Riet had been straining to overhear what Meehan was promising to Miko--to no avail. She only heard Miko agree--and then a moment later the idol-in-training was looking around, her eyes a little cloudy, as if she didn't know where she was. There wasn't much time to dwell on that, though.
"You do so much to support the others, don't you? I think perhaps... we can enhance that somewhat. We can give you the power to... oh, to heal - but you will have to take the injuries into yourself, I suppose, in order to make it work. They'll fade, of course, but I think the pain will linger... but you're no stranger to pain, are you? Always and forever more. Ah, dear girl... I won't even take a price from you. The gift alone, then, my dear. Will you take it?"
The muscles in Riet's shoulders felt so tense she was sure that at any moment they'd snap. Magic wasn't just staring her in the face, now; it was breathing down her neck. No price? A memory from an old computer safety class of all things lodged itself in her brain; if they're not charging you anything, you're the product. 'Linger' didn't sound too terrible on its own, but it could mean anything--maybe the pain'd be worse for her than it was for the person she was healing! How many times could she fix a cut or a scrape before the pain became too much to bear? Never mind a cancer patient, or someone with tuberculosis, or...
No matter how hard she tried to focus on the pain, she couldn't stop thinking about the rest of it.
They'll fade, of course. Did that mean just the injuries she took from other people? Would it include her own injuries? If the only problem was pain, surely she could figure out a way to live with it; you're no stranger to pain, are you? There were drugs, and technologies, and other kinds of magic, and--and the other thing.
Always and forever more.
She stared at Meehan, thin-lipped, knowing there was only one thing she could say, but trying to hold it in for as long as she could. It had to be a trap; Meehan had spoken the words like a tragedy, but what was the point of a tragedy without a hubristic heroine making terrible mistakes in the pursuit of something seemingly impossible, anyway?
"I accept."
There was, for just a moment, a feeling like the end of her. It was like someone had taken a picture of her, and it was hanging up on a wall in some studio somewhere, or on a website, and then the real her had walked off, and left her behind, trapped in the image. But then it was gone again, just as quickly as it'd come, and she was left standing in the clearing with Mrs. Meehan, Miko, and Kaya.
"Um." Her mouth had gone dry; she swallowed, quickly, and tried again. "Cool. So. About this witch?"
“The only thing that ever stopped me being exactly who I wanted,” she said, “was the worry that I would soon be dead … and now I am dead, and I am sick of roses, and I am horny for revenge.” -Harrow the Ninth, by Tamsyn Muir
Miko seemed a bit uncertain, but that was to be expected, wasn't it? After all, her entire life had just passed before... well, before someone's eyes, anyway. Mrs. Meehan returned the girl's smile, with what she hoped was reassurance, and turned her attention to Riet for a moment. She, too, seemed to have a moment of weight as the repercussions of what she had done began to sink in, but it was, after all, too late to turn back.
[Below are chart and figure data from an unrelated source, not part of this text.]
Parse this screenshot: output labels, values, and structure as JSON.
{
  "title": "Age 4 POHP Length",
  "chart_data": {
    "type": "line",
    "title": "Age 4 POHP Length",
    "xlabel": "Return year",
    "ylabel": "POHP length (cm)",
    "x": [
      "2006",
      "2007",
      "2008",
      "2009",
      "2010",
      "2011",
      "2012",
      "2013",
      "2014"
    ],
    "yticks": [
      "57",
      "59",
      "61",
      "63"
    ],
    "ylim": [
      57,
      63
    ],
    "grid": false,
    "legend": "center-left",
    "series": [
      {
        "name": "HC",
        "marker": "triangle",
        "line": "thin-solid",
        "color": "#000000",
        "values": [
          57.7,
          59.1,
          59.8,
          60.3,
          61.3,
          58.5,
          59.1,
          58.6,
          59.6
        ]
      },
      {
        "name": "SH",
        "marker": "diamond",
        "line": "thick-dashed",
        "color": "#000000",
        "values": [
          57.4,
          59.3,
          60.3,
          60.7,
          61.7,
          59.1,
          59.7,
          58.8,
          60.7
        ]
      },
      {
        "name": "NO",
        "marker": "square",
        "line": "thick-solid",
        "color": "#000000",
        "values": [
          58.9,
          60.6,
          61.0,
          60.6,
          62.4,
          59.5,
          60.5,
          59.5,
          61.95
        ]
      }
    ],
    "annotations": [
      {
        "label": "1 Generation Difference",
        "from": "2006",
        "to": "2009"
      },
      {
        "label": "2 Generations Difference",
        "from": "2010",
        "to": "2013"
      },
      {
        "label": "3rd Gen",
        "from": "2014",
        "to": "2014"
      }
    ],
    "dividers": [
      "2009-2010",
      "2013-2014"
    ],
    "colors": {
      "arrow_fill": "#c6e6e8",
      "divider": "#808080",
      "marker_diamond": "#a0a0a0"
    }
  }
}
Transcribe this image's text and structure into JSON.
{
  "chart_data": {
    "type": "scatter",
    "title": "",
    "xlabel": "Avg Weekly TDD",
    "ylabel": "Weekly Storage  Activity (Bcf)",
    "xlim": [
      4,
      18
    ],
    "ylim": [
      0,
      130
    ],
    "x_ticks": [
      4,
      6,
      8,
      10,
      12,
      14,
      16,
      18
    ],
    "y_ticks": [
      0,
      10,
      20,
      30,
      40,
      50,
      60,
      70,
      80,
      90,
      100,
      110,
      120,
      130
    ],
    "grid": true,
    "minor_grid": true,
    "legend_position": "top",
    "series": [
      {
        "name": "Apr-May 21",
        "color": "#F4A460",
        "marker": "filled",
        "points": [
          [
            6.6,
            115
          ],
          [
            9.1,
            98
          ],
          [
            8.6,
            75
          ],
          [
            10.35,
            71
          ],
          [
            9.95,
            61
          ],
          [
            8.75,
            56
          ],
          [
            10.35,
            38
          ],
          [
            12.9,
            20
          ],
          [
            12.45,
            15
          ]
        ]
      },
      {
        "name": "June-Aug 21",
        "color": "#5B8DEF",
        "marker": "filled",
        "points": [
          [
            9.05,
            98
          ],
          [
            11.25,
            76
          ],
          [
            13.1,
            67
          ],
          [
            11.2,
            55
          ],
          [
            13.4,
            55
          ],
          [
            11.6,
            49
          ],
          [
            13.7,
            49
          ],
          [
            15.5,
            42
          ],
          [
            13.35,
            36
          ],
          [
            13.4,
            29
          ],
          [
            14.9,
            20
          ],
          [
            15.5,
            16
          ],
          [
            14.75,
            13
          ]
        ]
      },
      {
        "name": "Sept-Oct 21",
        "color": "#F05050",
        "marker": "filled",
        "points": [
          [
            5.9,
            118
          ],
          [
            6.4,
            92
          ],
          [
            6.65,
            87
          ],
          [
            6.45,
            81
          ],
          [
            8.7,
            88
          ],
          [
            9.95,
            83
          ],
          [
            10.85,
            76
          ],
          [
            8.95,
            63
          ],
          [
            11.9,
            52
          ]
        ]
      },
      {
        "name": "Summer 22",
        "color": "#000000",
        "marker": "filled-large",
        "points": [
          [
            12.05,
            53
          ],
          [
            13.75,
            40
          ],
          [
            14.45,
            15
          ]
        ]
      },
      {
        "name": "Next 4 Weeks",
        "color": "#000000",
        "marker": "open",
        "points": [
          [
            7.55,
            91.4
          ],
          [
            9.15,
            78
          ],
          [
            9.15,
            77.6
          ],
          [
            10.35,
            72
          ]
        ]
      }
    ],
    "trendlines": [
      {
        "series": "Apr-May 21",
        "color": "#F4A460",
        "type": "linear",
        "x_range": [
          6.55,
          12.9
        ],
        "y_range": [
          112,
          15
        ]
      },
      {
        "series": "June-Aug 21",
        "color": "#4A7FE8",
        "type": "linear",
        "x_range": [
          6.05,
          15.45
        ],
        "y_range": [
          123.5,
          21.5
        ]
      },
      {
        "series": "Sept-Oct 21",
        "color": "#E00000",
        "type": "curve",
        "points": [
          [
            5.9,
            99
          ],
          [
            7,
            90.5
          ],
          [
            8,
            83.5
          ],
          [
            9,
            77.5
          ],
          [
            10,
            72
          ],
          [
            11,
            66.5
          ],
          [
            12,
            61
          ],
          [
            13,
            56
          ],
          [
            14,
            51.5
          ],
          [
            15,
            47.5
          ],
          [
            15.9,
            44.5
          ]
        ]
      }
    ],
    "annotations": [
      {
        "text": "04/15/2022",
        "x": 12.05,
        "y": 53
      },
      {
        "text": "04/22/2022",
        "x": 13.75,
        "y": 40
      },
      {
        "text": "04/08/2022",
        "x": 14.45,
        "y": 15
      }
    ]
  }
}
Kaya, alone, watched dispassionately and said nothing. If anything that had happened to the other girls bothered her, she wasn't mentioning it. Perhaps she trusted in their strength, or perhaps she just didn't want to talk right now.
It did seem there was rather little more in the way of words to be offered, didn't it? Riet knew it as well, and turned her inquiry forward, to the aforementioned witch.
"Ah. Yes... her. The witch. She draws her power from an innocent girl, and names herself the school's Guardian. The last name I know she had was Elizabeth Amberly."